Same pattern for CI identity
Module 3 used secrets.GITHUB_TOKEN — a short-lived token scoped to a single workflow run. To deploy to a cloud cluster, use OIDC federation from GitHub to the cloud:
- The cloud IAM (workload identity pool) trusts GitHub's OIDC issuer
https://token.actions.githubusercontent.com. - You map
repo:<your-org>/<your-repo>:ref:refs/heads/mainto a specific IAM role. - The workflow adds
permissions: id-token: write.google-github-actions/auth(or the AWS/Azure equivalent) requests the OIDC token, exchanges it for cloud credentials, and exposes them to later steps.
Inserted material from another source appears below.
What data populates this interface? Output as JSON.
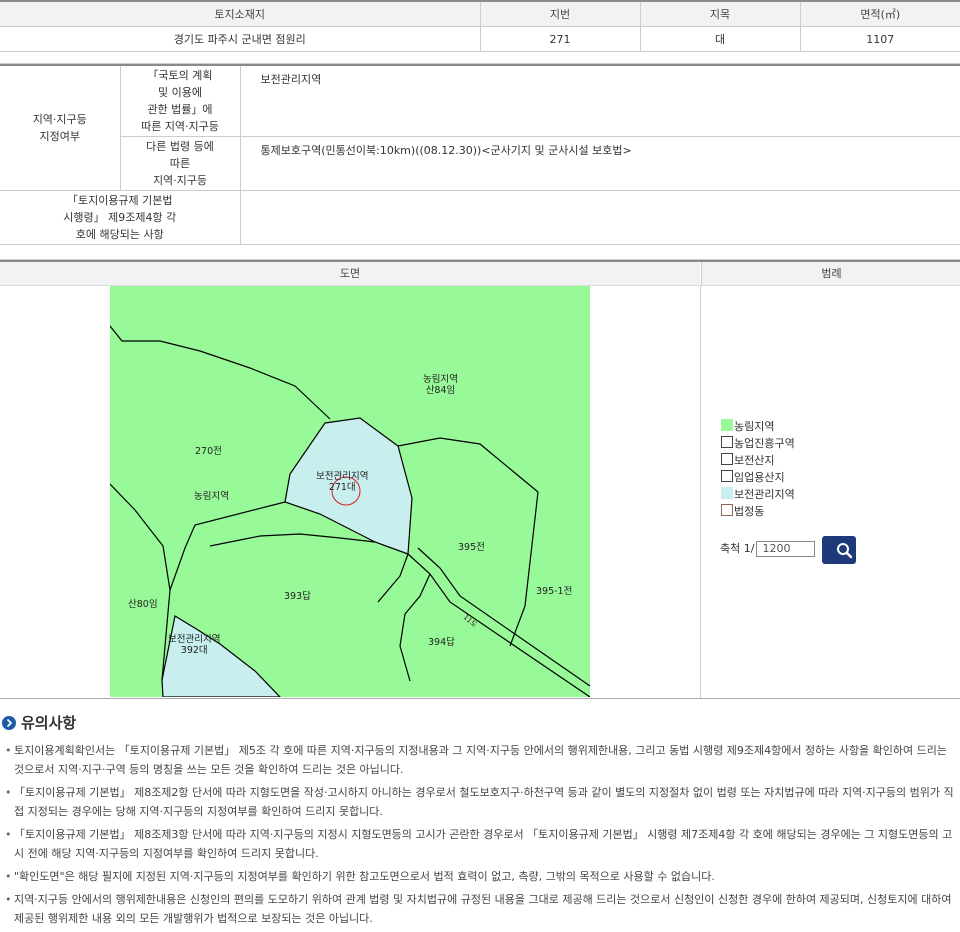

The combination — Workload Identity for in-cluster workloads, OIDC federation for CI — eliminates every long-lived cloud credential from your org. When it works, it's invisible. When it doesn't, the error messages are notoriously cryptic, which is why you're going to practice it.
What this module does not cover
PodSecurityStandards (what privileges a pod can grant itself beyond the SA's RBAC), admission webhooks (policies that reject pods before RBAC is even evaluated), and secrets encryption at rest are out of scope. This module is the narrow, load-bearing slice: ServiceAccounts, Roles, bindings, and the federation bridge to cloud IAM. Get those right first; the rest builds on them.
In the task lesson you'll create a dedicated ServiceAccount + narrow Role for a pod, prove with kubectl auth can-i that it has the permissions you want and only those, and sketch the Workload Identity Federation binding for a GKE deployment (without actually standing up GKE — the pattern is what matters). Then the skill lesson codifies it as rbac-iam-scaffold, with a boundary statement that explicitly names what cloud-specific bits it won't automate.